From my own experience, I would say that the learning is less from the bigger specific teacher assessed grades cohort and more about understanding the enduring impact of changes that were made during and immediately post-Covid @WonkyTree25 .
For us, a lot of these are to do with the physical capacity of the university and our understanding of our space needs and how we can reconfigure things to accommodate more students. Previously, we were right at the limit of our lecture theatres' capacity and would have struggled to take more students as we would have nowhere we could teach them. Since the pandemic we record / stream lectures and there is plenty of space in our lecture theatres for more students because, outside the first week when (in my department) we have to stream some lectures into two theatres, so many of the students don't physically attend the lectures.
Similarly, while this has not happened in my own department, I know that in one of our neighbouring universities, staff are now set up for working from home more which means that they are not required to work at the university as much and so are seen as being able to share offices and conduct confidential meetings online. This frees up office space for the additional staff (many of whom are on fractional contracts anyway) now needed to teach and support the increased number of students as well as for use by university support services, as small teaching spaces for more seminar and tutorial groups and as ad hoc meeting rooms.
Increased digitisation of library resources that ramped up during the pandemic has allowed university libraries to remove even more of their paper resources, creating more study spaces in the libraries, so there is space to match the demand arising from the additional students as well as from the increased number of students who have to live off campus.
Other universities face less space constraints, but may have to make more changes to do with changes in the ability range of their students. There may be some learning there from all the Covid cohorts, as although they weren't less able, they did have less preparation for university-level study and required more support. Some courses, for example, do more 'little and often' assessment to keep students on track, so more students adds a bit more marking time for staff at multiple points in the year rather than an impossibly large increase in marking time at one or two points in the year (although this is obviously bad for staff workloads overall).
From an academic perspective all these changes are not wholly desirable but we have lived with them for several years now and continuing on with them and with more students on some courses is the least bad choice in the current financial climate universities are facing.
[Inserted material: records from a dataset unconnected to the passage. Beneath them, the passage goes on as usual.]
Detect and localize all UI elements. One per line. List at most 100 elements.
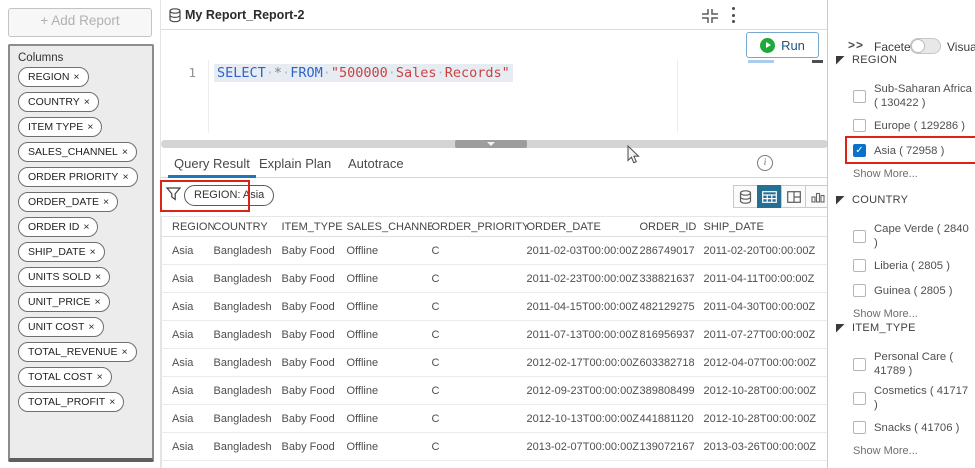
facet-item-cape-verde-2840[interactable]: Cape Verde ( 2840 ) (853, 222, 975, 250)
run-button-label: Run (781, 37, 805, 53)
column-pill-total-profit[interactable]: TOTAL_PROFIT × (18, 392, 125, 412)
pane-splitter (161, 140, 828, 148)
column-pill-total-revenue[interactable]: TOTAL_REVENUE × (18, 342, 137, 362)
facet-item-sub-saharan-africa-130422[interactable]: Sub-Saharan Africa ( 130422 ) (853, 82, 975, 110)
sql-code-line[interactable]: SELECT·*·FROM·"500000·Sales·Records" (214, 64, 513, 82)
facet-section-header-item-type[interactable]: ITEM_TYPE (828, 322, 975, 334)
remove-column-icon[interactable]: × (83, 221, 89, 233)
checkbox-unchecked[interactable] (853, 89, 866, 103)
cell-order_priority: C (431, 404, 527, 433)
table-row[interactable]: Asia Bangladesh Baby Food Offline C 2013-02-0… (161, 432, 829, 461)
column-header-order_priority[interactable]: ORDER_PRIORITY (431, 216, 527, 237)
column-pill-label: ITEM TYPE (28, 121, 84, 133)
column-pill-ship-date[interactable]: SHIP_DATE × (18, 242, 105, 262)
sql-editor[interactable]: 1 SELECT·*·FROM·"500000·Sales·Records" (161, 60, 828, 140)
column-header-region[interactable]: REGION (161, 216, 214, 237)
run-button[interactable]: Run (746, 32, 819, 58)
facet-item-guinea-2805[interactable]: Guinea ( 2805 ) (853, 281, 975, 300)
checkbox-unchecked[interactable] (853, 357, 866, 371)
table-row[interactable]: Asia Bangladesh Baby Food Offline C 2012-09-2… (161, 376, 829, 405)
remove-column-icon[interactable]: × (103, 196, 109, 208)
split-view-button[interactable] (781, 185, 806, 208)
facet-item-list-item-type: Personal Care ( 41789 ) Cosmetics ( 41717… (853, 350, 975, 437)
column-pill-unit-price[interactable]: UNIT_PRICE × (18, 292, 110, 312)
column-pill-order-id[interactable]: ORDER ID × (18, 217, 99, 237)
facet-item-snacks-41706[interactable]: Snacks ( 41706 ) (853, 418, 975, 437)
facet-section-region: REGION Sub-Saharan Africa ( 130422 ) Europ… (828, 54, 975, 180)
cell-country: Bangladesh (213, 348, 282, 377)
checkbox-unchecked[interactable] (853, 421, 866, 435)
column-pill-unit-cost[interactable]: UNIT COST × (18, 317, 104, 337)
cell-item_type: Baby Food (281, 460, 347, 468)
column-header-order_id[interactable]: ORDER_ID (639, 216, 704, 237)
show-more-link-region[interactable]: Show More... (853, 168, 975, 180)
table-row[interactable]: AsiaBangladeshBaby FoodOfflineC2013-03-2… (161, 460, 829, 468)
table-row[interactable]: Asia Bangladesh Baby Food Offline C 2012-10-1… (161, 404, 829, 433)
remove-column-icon[interactable]: × (122, 146, 128, 158)
collapse-editor-icon[interactable] (701, 8, 719, 24)
facet-item-liberia-2805[interactable]: Liberia ( 2805 ) (853, 256, 975, 275)
remove-column-icon[interactable]: × (94, 296, 100, 308)
checkbox-checked[interactable]: ✓ (853, 144, 866, 158)
column-pill-sales-channel[interactable]: SALES_CHANNEL × (18, 142, 138, 162)
facet-item-europe-129286[interactable]: Europe ( 129286 ) (853, 116, 975, 135)
tab-autotrace[interactable]: Autotrace (348, 156, 404, 171)
faceted-visual-toggle[interactable] (910, 38, 941, 54)
remove-column-icon[interactable]: × (109, 396, 115, 408)
table-row[interactable]: Asia Bangladesh Baby Food Offline C 2011-02-0… (161, 236, 829, 265)
column-pill-order-date[interactable]: ORDER_DATE × (18, 192, 119, 212)
splitter-drag-handle[interactable] (455, 140, 527, 148)
remove-column-icon[interactable]: × (97, 371, 103, 383)
data-view-button[interactable] (733, 185, 758, 208)
column-pill-item-type[interactable]: ITEM TYPE × (18, 117, 103, 137)
tab-explain-plan[interactable]: Explain Plan (259, 156, 331, 171)
table-row[interactable]: Asia Bangladesh Baby Food Offline C 2011-04-1… (161, 292, 829, 321)
table-row[interactable]: Asia Bangladesh Baby Food Offline C 2011-02-2… (161, 264, 829, 293)
checkbox-unchecked[interactable] (853, 229, 866, 243)
collapse-panel-icon[interactable]: >> (848, 38, 864, 52)
checkbox-unchecked[interactable] (853, 391, 866, 405)
table-row[interactable]: Asia Bangladesh Baby Food Offline C 2012-02-1… (161, 348, 829, 377)
remove-column-icon[interactable]: × (121, 346, 127, 358)
editor-scrollbar-thumb[interactable] (812, 60, 823, 63)
facet-item-cosmetics-41717[interactable]: Cosmetics ( 41717 ) (853, 384, 975, 412)
column-header-item_type[interactable]: ITEM_TYPE (281, 216, 347, 237)
cell-country: Bangladesh (213, 320, 282, 349)
facet-item-asia-72958[interactable]: ✓ Asia ( 72958 ) (845, 136, 975, 165)
show-more-link-country[interactable]: Show More... (853, 308, 975, 320)
facet-item-personal-care-41789[interactable]: Personal Care ( 41789 ) (853, 350, 975, 378)
column-pill-country[interactable]: COUNTRY × (18, 92, 99, 112)
column-pill-region[interactable]: REGION × (18, 67, 89, 87)
column-header-sales_channel[interactable]: SALES_CHANNEL (346, 216, 432, 237)
query-result-table: REGION COUNTRY ITEM_TYPE SALES_CHANNEL ORDER… (161, 216, 829, 468)
table-row[interactable]: Asia Bangladesh Baby Food Offline C 2011-07-1… (161, 320, 829, 349)
remove-column-icon[interactable]: × (90, 246, 96, 258)
remove-column-icon[interactable]: × (88, 321, 94, 333)
column-pill-units-sold[interactable]: UNITS SOLD × (18, 267, 111, 287)
remove-column-icon[interactable]: × (73, 71, 79, 83)
tab-query-result[interactable]: Query Result (168, 156, 256, 178)
column-header-order_date[interactable]: ORDER_DATE (526, 216, 640, 237)
info-icon[interactable]: i (757, 155, 773, 171)
remove-column-icon[interactable]: × (122, 171, 128, 183)
add-report-button[interactable]: + Add Report (8, 8, 152, 37)
checkbox-unchecked[interactable] (853, 119, 866, 133)
column-header-ship_date[interactable]: SHIP_DATE (703, 216, 829, 237)
checkbox-unchecked[interactable] (853, 284, 866, 298)
column-pill-order-priority[interactable]: ORDER PRIORITY × (18, 167, 138, 187)
grid-view-button[interactable] (757, 185, 782, 208)
column-pill-total-cost[interactable]: TOTAL COST × (18, 367, 112, 387)
remove-column-icon[interactable]: × (95, 271, 101, 283)
facet-section-header-region[interactable]: REGION (828, 54, 975, 66)
remove-column-icon[interactable]: × (87, 121, 93, 133)
checkbox-unchecked[interactable] (853, 259, 866, 273)
facet-section-header-country[interactable]: COUNTRY (828, 194, 975, 206)
cell-ship_date: 2011-07-27T00:00:00Z (703, 320, 829, 349)
remove-column-icon[interactable]: × (84, 96, 90, 108)
column-header-country[interactable]: COUNTRY (213, 216, 282, 237)
kebab-menu-icon[interactable] (727, 6, 739, 24)
filter-chip-region-asia[interactable]: REGION: Asia (184, 185, 275, 206)
cell-ship_date: 2011-02-20T00:00:00Z (703, 236, 829, 265)
show-more-link-item-type[interactable]: Show More... (853, 445, 975, 457)
cell-country: Bangladesh (213, 460, 282, 468)
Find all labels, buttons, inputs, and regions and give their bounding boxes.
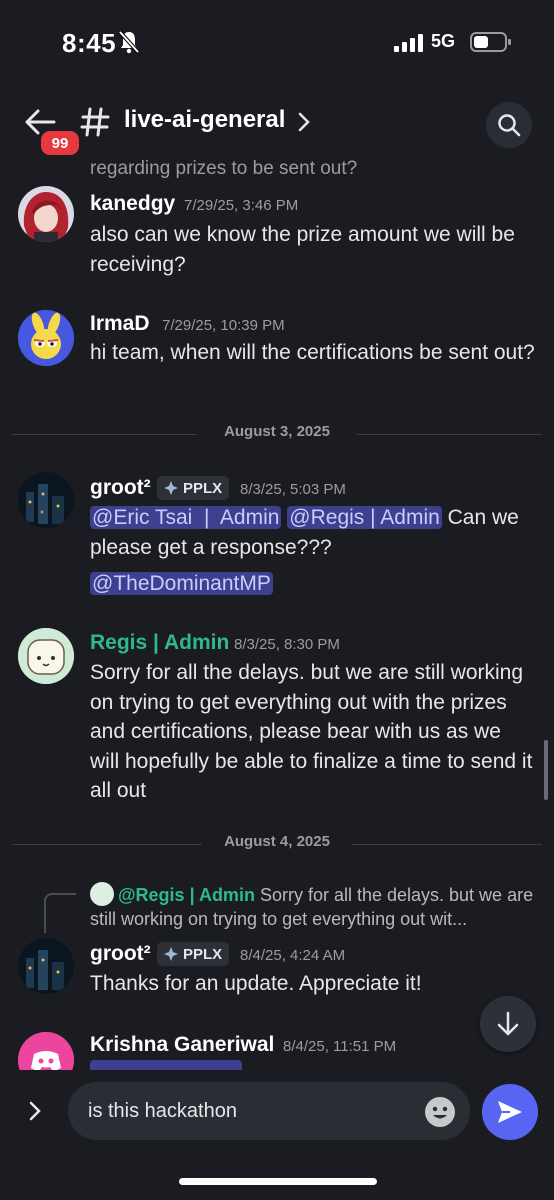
reply-author: @Regis | Admin <box>118 885 255 905</box>
arrow-down-icon <box>497 1011 519 1036</box>
message-text: also can we know the prize amount we wil… <box>90 223 515 276</box>
server-tag-label: PPLX <box>183 945 223 963</box>
chevron-right-icon[interactable] <box>28 1100 42 1122</box>
message-timestamp: 7/29/25, 10:39 PM <box>162 317 285 334</box>
author-name[interactable]: kanedgy <box>90 192 175 216</box>
message-text: @TheDominantMP <box>90 569 535 599</box>
author-name[interactable]: Regis | Admin <box>90 631 229 655</box>
server-tag[interactable]: PPLX <box>157 942 230 966</box>
avatar[interactable] <box>18 1032 74 1070</box>
user-mention[interactable]: @TheDominantMP <box>90 572 273 595</box>
send-icon <box>498 1101 522 1123</box>
night-city-avatar-image <box>18 472 74 528</box>
home-indicator[interactable] <box>179 1178 377 1185</box>
hash-icon <box>80 107 110 137</box>
anime-avatar-image <box>18 186 74 242</box>
channel-name[interactable]: live-ai-general <box>124 106 285 134</box>
avatar[interactable] <box>18 310 74 366</box>
author-name[interactable]: Krishna Ganeriwal <box>90 1033 274 1057</box>
channel-header: 99 live-ai-general <box>0 86 554 158</box>
cute-avatar-image <box>18 628 74 684</box>
avatar[interactable] <box>18 186 74 242</box>
author-name[interactable]: groot² <box>90 942 151 966</box>
user-mention[interactable]: @Eric Tsai | Admin <box>90 506 282 529</box>
avatar[interactable] <box>18 938 74 994</box>
message-text: Sorry for all the delays. but we are sti… <box>90 661 533 802</box>
chevron-right-icon[interactable] <box>298 112 310 132</box>
cut-off-mention <box>90 1060 242 1070</box>
reply-preview[interactable]: @Regis | Admin Sorry for all the delays.… <box>90 882 540 931</box>
pplx-tag-icon <box>164 481 178 495</box>
discord-default-avatar-icon <box>18 1032 74 1070</box>
silent-bell-icon <box>118 30 140 54</box>
scrollbar[interactable] <box>544 740 548 800</box>
user-mention[interactable]: @Regis | Admin <box>287 506 442 529</box>
jump-to-bottom-button[interactable] <box>480 996 536 1052</box>
status-bar: 8:45 5G <box>0 0 554 86</box>
message-text: @Eric Tsai | Admin @Regis | Admin Can we… <box>90 503 535 562</box>
previous-message-text: regarding prizes to be sent out? <box>90 158 358 179</box>
network-type: 5G <box>431 31 456 51</box>
message-timestamp: 8/3/25, 5:03 PM <box>240 481 346 498</box>
night-city-avatar-image <box>18 938 74 994</box>
server-tag[interactable]: PPLX <box>157 476 230 500</box>
reply-connector <box>44 893 76 933</box>
message-input[interactable]: is this hackathon <box>68 1082 470 1140</box>
message-timestamp: 8/3/25, 8:30 PM <box>234 636 340 653</box>
message-text: Thanks for an update. Appreciate it! <box>90 972 422 995</box>
message-text: hi team, when will the certifications be… <box>90 341 535 364</box>
send-button[interactable] <box>482 1084 538 1140</box>
battery-icon <box>470 32 511 52</box>
reply-avatar <box>90 882 114 906</box>
date-divider: August 3, 2025 <box>12 423 542 447</box>
message-list[interactable]: regarding prizes to be sent out? kanedgy… <box>0 158 554 1070</box>
message-timestamp: 7/29/25, 3:46 PM <box>184 197 299 214</box>
avatar[interactable] <box>18 628 74 684</box>
message-timestamp: 8/4/25, 11:51 PM <box>283 1038 397 1055</box>
server-tag-label: PPLX <box>183 479 223 497</box>
author-name[interactable]: IrmaD <box>90 312 150 336</box>
clock: 8:45 <box>62 28 117 58</box>
avatar[interactable] <box>18 472 74 528</box>
date-divider-label: August 3, 2025 <box>224 423 330 440</box>
signal-icon <box>394 34 423 52</box>
pplx-tag-icon <box>164 947 178 961</box>
message-timestamp: 8/4/25, 4:24 AM <box>240 947 346 964</box>
date-divider: August 4, 2025 <box>12 833 542 857</box>
unread-badge: 99 <box>38 128 82 158</box>
search-button[interactable] <box>486 102 532 148</box>
emoji-icon[interactable] <box>424 1096 456 1128</box>
search-icon <box>498 114 521 137</box>
date-divider-label: August 4, 2025 <box>224 833 330 850</box>
cartoon-avatar-image <box>18 310 74 366</box>
author-name[interactable]: groot² <box>90 476 151 500</box>
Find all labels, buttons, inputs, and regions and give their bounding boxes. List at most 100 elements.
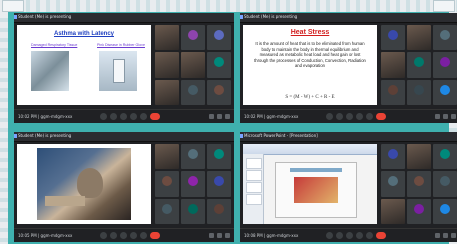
participant-tile[interactable] — [433, 25, 457, 51]
avatar — [162, 203, 172, 214]
participant-tile[interactable] — [433, 198, 457, 224]
participant-tile[interactable] — [381, 52, 405, 78]
participant-tile[interactable] — [381, 171, 405, 197]
avatar — [188, 176, 198, 187]
participant-tile[interactable] — [155, 144, 179, 170]
participant-tile[interactable] — [155, 198, 179, 224]
people-icon[interactable] — [443, 233, 448, 238]
participant-tile[interactable] — [155, 171, 179, 197]
participant-grid — [155, 25, 231, 105]
info-icon[interactable] — [435, 233, 440, 238]
people-icon[interactable] — [443, 114, 448, 119]
avatar — [188, 203, 198, 214]
participant-tile[interactable] — [181, 144, 205, 170]
people-icon[interactable] — [217, 114, 222, 119]
info-icon[interactable] — [435, 114, 440, 119]
mic-button[interactable] — [100, 232, 107, 239]
participant-tile[interactable] — [155, 52, 179, 78]
participant-tile[interactable] — [207, 25, 231, 51]
camera-button[interactable] — [336, 232, 343, 239]
info-icon[interactable] — [209, 114, 214, 119]
participant-tile[interactable] — [407, 25, 431, 51]
present-button[interactable] — [356, 113, 363, 120]
participant-tile[interactable] — [407, 144, 431, 170]
participant-tile[interactable] — [407, 79, 431, 105]
participant-tile[interactable] — [381, 198, 405, 224]
participant-tile[interactable] — [181, 25, 205, 51]
slide-photo-right — [99, 51, 137, 91]
participant-tile[interactable] — [155, 25, 179, 51]
participant-tile[interactable] — [207, 52, 231, 78]
avatar — [214, 176, 224, 187]
people-icon[interactable] — [217, 233, 222, 238]
present-button[interactable] — [130, 232, 137, 239]
captions-button[interactable] — [120, 113, 127, 120]
avatar — [440, 84, 450, 95]
participant-tile[interactable] — [181, 198, 205, 224]
slide-title: Asthma with Latency — [53, 31, 114, 37]
avatar — [414, 176, 424, 187]
more-options-button[interactable] — [140, 232, 147, 239]
meeting-controls: 10:08 PM | ggm-mdgm-xxx — [240, 228, 457, 242]
participant-tile[interactable] — [181, 171, 205, 197]
mic-button[interactable] — [326, 113, 333, 120]
end-call-button[interactable] — [150, 232, 160, 239]
end-call-button[interactable] — [150, 113, 160, 120]
participant-tile[interactable] — [207, 198, 231, 224]
chat-icon[interactable] — [451, 233, 456, 238]
avatar — [188, 30, 198, 41]
chat-icon[interactable] — [451, 114, 456, 119]
participant-tile[interactable] — [181, 52, 205, 78]
slide-thumbnail[interactable] — [246, 182, 262, 193]
slide-thumbnail[interactable] — [246, 194, 262, 205]
mic-button[interactable] — [100, 113, 107, 120]
participant-tile[interactable] — [407, 52, 431, 78]
slide-image — [294, 177, 338, 203]
camera-button[interactable] — [110, 232, 117, 239]
slide-caption-left: Damaged Respiratory Tissue — [31, 43, 78, 47]
slide-photo-left — [31, 51, 69, 91]
captions-button[interactable] — [346, 232, 353, 239]
chat-icon[interactable] — [225, 233, 230, 238]
participant-tile[interactable] — [381, 25, 405, 51]
participant-tile[interactable] — [433, 52, 457, 78]
participant-tile[interactable] — [207, 144, 231, 170]
camera-button[interactable] — [110, 113, 117, 120]
participant-tile[interactable] — [433, 144, 457, 170]
participant-tile[interactable] — [207, 79, 231, 105]
chat-icon[interactable] — [225, 114, 230, 119]
participant-tile[interactable] — [207, 171, 231, 197]
end-call-button[interactable] — [376, 113, 386, 120]
meeting-screenshot-3: Student (Me) is presenting 10:05 PM | gg… — [14, 132, 234, 242]
participant-tile[interactable] — [381, 79, 405, 105]
participant-tile[interactable] — [433, 171, 457, 197]
more-options-button[interactable] — [366, 113, 373, 120]
avatar — [214, 203, 224, 214]
participant-tile[interactable] — [433, 79, 457, 105]
mic-button[interactable] — [326, 232, 333, 239]
present-button[interactable] — [130, 113, 137, 120]
participant-tile[interactable] — [155, 79, 179, 105]
avatar — [440, 176, 450, 187]
avatar — [214, 149, 224, 160]
slide-thumbnail[interactable] — [246, 158, 262, 169]
camera-button[interactable] — [336, 113, 343, 120]
participant-tile[interactable] — [381, 144, 405, 170]
present-button[interactable] — [356, 232, 363, 239]
slide-thumbnail[interactable] — [246, 170, 262, 181]
info-icon[interactable] — [209, 233, 214, 238]
captions-button[interactable] — [346, 113, 353, 120]
participant-tile[interactable] — [407, 198, 431, 224]
end-call-button[interactable] — [376, 232, 386, 239]
slide-thumbnails — [243, 154, 264, 224]
more-options-button[interactable] — [366, 232, 373, 239]
participant-grid — [381, 25, 457, 105]
presenter-label: Student (Me) is presenting — [244, 14, 298, 19]
more-options-button[interactable] — [140, 113, 147, 120]
avatar — [440, 57, 450, 68]
captions-button[interactable] — [120, 232, 127, 239]
participant-tile[interactable] — [181, 79, 205, 105]
meeting-time: 10:02 PM | ggm-mdgm-xxx — [244, 114, 299, 119]
avatar — [388, 176, 398, 187]
participant-tile[interactable] — [407, 171, 431, 197]
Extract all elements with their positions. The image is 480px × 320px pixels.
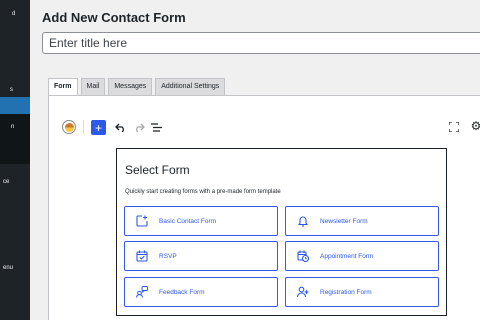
- gear-icon[interactable]: ⚙: [470, 119, 480, 133]
- redo-icon[interactable]: [133, 121, 145, 133]
- user-add-icon: [296, 285, 310, 299]
- form-editor-panel: + ⚙ Select Form Quickly start creating f…: [48, 95, 480, 320]
- tab-mail[interactable]: Mail: [80, 78, 106, 95]
- sidebar-submenu: n: [0, 114, 30, 164]
- new-form-icon: [135, 214, 149, 228]
- sidebar-item-active[interactable]: [0, 97, 30, 114]
- template-basic-contact-form[interactable]: Basic Contact Form: [124, 206, 278, 236]
- template-label: Appointment Form: [320, 252, 374, 260]
- template-label: Basic Contact Form: [159, 217, 217, 225]
- undo-icon[interactable]: [114, 121, 126, 133]
- calendar-clock-icon: [296, 249, 310, 263]
- template-registration-form[interactable]: Registration Form: [285, 277, 439, 307]
- template-label: Registration Form: [320, 288, 372, 296]
- calendar-check-icon: [135, 249, 149, 263]
- toolbar-divider: [83, 120, 84, 134]
- admin-sidebar: d s n ce enu: [0, 0, 30, 320]
- sidebar-submenu-fragment[interactable]: n: [11, 123, 14, 131]
- page-title: Add New Contact Form: [42, 10, 186, 25]
- plugin-logo-icon[interactable]: [62, 120, 76, 134]
- template-feedback-form[interactable]: Feedback Form: [124, 277, 278, 307]
- template-label: RSVP: [159, 252, 177, 260]
- sidebar-menu-fragment[interactable]: d: [12, 10, 15, 18]
- tab-additional-settings[interactable]: Additional Settings: [155, 78, 226, 95]
- template-rsvp[interactable]: RSVP: [124, 241, 278, 271]
- bell-icon: [296, 214, 310, 228]
- template-label: Feedback Form: [159, 288, 205, 296]
- sidebar-menu-fragment[interactable]: ce: [3, 178, 9, 186]
- add-block-button[interactable]: +: [91, 120, 106, 135]
- template-label: Newsletter Form: [320, 217, 368, 225]
- tab-form[interactable]: Form: [48, 78, 78, 96]
- list-view-icon[interactable]: [150, 121, 162, 133]
- template-appointment-form[interactable]: Appointment Form: [285, 241, 439, 271]
- sidebar-menu-fragment[interactable]: enu: [3, 264, 13, 272]
- select-form-title: Select Form: [125, 163, 190, 177]
- fullscreen-icon[interactable]: [448, 121, 460, 133]
- template-newsletter-form[interactable]: Newsletter Form: [285, 206, 439, 236]
- sidebar-active-pointer: [30, 101, 35, 111]
- tab-messages[interactable]: Messages: [108, 78, 153, 95]
- feedback-icon: [135, 285, 149, 299]
- select-form-subtitle: Quickly start creating forms with a pre-…: [125, 189, 281, 195]
- select-form-block: Select Form Quickly start creating forms…: [116, 148, 447, 316]
- sidebar-menu-fragment[interactable]: s: [10, 86, 13, 94]
- editor-tabs: Form Mail Messages Additional Settings: [48, 78, 228, 96]
- form-title-input[interactable]: [42, 32, 480, 54]
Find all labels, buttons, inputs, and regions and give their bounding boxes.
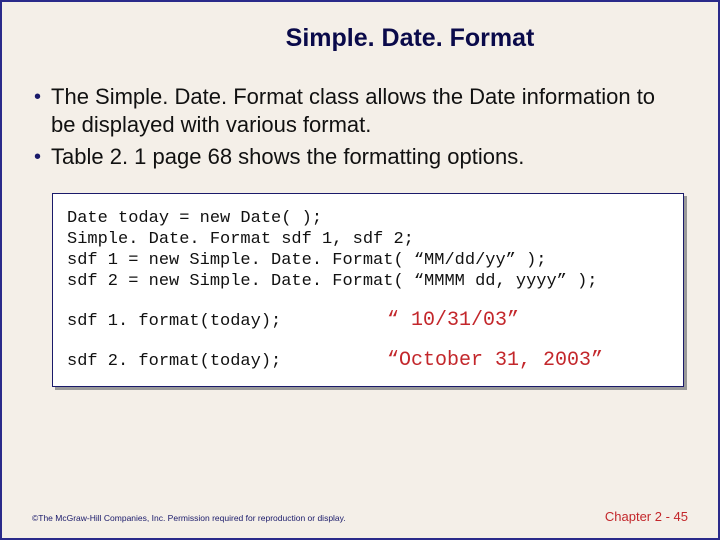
footer: ©The McGraw-Hill Companies, Inc. Permiss… (32, 509, 688, 524)
bullet-icon: • (34, 143, 41, 171)
code-line: sdf 2 = new Simple. Date. Format( “MMMM … (67, 271, 669, 292)
code-line: Date today = new Date( ); (67, 208, 669, 229)
code-output: “ 10/31/03” (387, 310, 519, 331)
code-output: “October 31, 2003” (387, 350, 603, 371)
bullet-text: Table 2. 1 page 68 shows the formatting … (51, 143, 524, 171)
bullet-text: The Simple. Date. Format class allows th… (51, 83, 678, 139)
code-block: Date today = new Date( ); Simple. Date. … (52, 193, 684, 387)
code-line: Simple. Date. Format sdf 1, sdf 2; (67, 229, 669, 250)
result-row: sdf 1. format(today); “ 10/31/03” (67, 310, 669, 332)
result-row: sdf 2. format(today); “October 31, 2003” (67, 350, 669, 372)
slide-title: Simple. Date. Format (2, 2, 718, 83)
code-call: sdf 1. format(today); (67, 311, 387, 332)
copyright-text: ©The McGraw-Hill Companies, Inc. Permiss… (32, 513, 346, 523)
list-item: • The Simple. Date. Format class allows … (34, 83, 678, 139)
bullet-icon: • (34, 83, 41, 111)
list-item: • Table 2. 1 page 68 shows the formattin… (34, 143, 678, 171)
code-line: sdf 1 = new Simple. Date. Format( “MM/dd… (67, 250, 669, 271)
bullet-list: • The Simple. Date. Format class allows … (2, 83, 718, 171)
code-call: sdf 2. format(today); (67, 351, 387, 372)
page-number: Chapter 2 - 45 (605, 509, 688, 524)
While not especially relevant to students applying this year, the bigger picture at many of the top universities is that the increase in numbers overall and focussed on some courses is actually part of an incremental trend of increasing numbers that started with the removal of the numbers cap, so these universities and specific courses within them are always doing a bit of adjusting to having more students than before and are well-practiced in it. This year, these universities were moreso caught out by the scale of the necessary increases not becoming completely clear until well into the academic year, which impacted on the admissions process and the need to accept people with dropped grades, rather than by a general idea that popular course at top universities might be able to increase their numbers a bit year on year by making more offers. There is also the question of what impact the international student levy might have on international numbers in the coming years, how much international PGT numbers might recover with the resolution of some visa issues and how the proposed quality cap in the recent white paper might play out, all of which will push universities towards temporary workarounds rather than big changes at the moment. Similarly, at the university level, for many universities any increase in total student numbers and attendant demand for the library, support services and so on will only be temporary while they teach out the students on the courses they are now closing.